You knew that eventually I'd get around to Johnny Carson, who passed away on Sunday. I appreciated Carson for a number of reasons, but I'll narrow the list to two.

First, no one in history did more to promote stand-up comedy than Carson did. Inasmuch as I believe that stand-up is the purest form of comedy — not to mention one of the most effective vehicles for communication ever invented — that's no small accomplishment. Comedy Central's recent 100 Greatest Stand-Ups of All Time series ranked Carson 11th, way too low on a list that included Rodney Dangerfield and Roseanne Barr in the top ten, but perhaps 90 percent of the others on the list owed their careers, at least in part, to appearances on Carson's Tonight Show. When, as a comedian, you cracked the Tonight Show nut, you were on your way. If the impossible happened, and Carson invited you over to sit on the big couch after your set, your asking price immediately increased by a factor of ten. No one else in the business ever wielded that kind of starmaking power.

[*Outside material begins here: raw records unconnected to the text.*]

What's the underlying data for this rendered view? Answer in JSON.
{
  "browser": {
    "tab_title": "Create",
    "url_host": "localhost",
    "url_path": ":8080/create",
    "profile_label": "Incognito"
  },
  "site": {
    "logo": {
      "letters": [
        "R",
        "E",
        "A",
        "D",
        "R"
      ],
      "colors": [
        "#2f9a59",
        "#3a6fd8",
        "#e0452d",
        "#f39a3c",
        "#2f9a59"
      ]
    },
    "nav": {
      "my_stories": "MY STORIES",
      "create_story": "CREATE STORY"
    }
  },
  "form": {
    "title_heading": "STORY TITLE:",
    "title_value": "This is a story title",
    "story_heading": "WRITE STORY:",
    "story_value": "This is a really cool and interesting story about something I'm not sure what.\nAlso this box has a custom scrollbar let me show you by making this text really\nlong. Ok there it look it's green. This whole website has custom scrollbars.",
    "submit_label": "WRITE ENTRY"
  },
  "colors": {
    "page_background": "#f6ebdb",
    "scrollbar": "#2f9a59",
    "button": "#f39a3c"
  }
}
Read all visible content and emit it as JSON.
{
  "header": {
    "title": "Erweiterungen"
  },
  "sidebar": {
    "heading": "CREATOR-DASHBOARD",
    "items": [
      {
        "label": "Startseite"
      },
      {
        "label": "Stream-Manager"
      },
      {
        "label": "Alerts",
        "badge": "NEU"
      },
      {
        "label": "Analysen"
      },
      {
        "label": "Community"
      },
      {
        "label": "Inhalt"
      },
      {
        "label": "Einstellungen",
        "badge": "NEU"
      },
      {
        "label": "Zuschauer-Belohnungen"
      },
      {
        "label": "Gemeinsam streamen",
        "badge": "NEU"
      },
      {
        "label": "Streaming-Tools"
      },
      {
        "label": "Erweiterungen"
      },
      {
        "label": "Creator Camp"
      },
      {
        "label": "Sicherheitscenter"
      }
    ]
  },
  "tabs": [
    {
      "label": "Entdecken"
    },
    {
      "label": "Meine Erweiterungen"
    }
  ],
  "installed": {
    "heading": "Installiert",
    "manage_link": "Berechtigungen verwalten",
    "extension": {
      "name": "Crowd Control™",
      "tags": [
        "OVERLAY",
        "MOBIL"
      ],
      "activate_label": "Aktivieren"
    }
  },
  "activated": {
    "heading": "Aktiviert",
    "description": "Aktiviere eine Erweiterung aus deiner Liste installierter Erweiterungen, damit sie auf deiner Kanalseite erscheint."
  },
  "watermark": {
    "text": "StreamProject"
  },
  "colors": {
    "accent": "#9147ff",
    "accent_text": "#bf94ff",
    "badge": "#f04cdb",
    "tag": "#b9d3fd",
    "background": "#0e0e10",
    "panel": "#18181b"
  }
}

Second, as a performer, Carson not only possessed incredible timing, but he was the best mistake-maker I've ever seen. Carson could flub a line, or have a bad joke fall flatter than a souffle at a rave, and come back with a facial reaction or ad lib that was funnier than the original line or joke could ever have been. Even when flustered — as, for example, when zoo animals appeared on the show and their handlers couldn't control them — Johnny stayed in the pocket and spun hay into comedic gold.

It was a sad night for television went Carson lobbed his last phantom golf ball into the Tonight Show band. It's sadder still to know that Johnny will never again stride through the curtain, with his aw-shucks demeanor and razor wit, and make us laugh at our own foibles and those of our fellow human beings.

No more Carnac the Magnificent. No more Art Fern and his Tea Time Movies. No more shrugs of those skinny shoulders that always seemed a mite too small for his jackets. No more hilarious takes from that wonderfully expressive face. The world is less funny without Johnny Carson in it, and that's unfortunate. We need all the laughs we can get.

1 insisted on sticking two cents in:

Blogger Janet offered these pearls of wisdom...

I haven't blogged about Johnny. I know it's so un-American of me. I am sad though, but somehow I think Donald Trump is even sadder. Something managed to upstage his big day.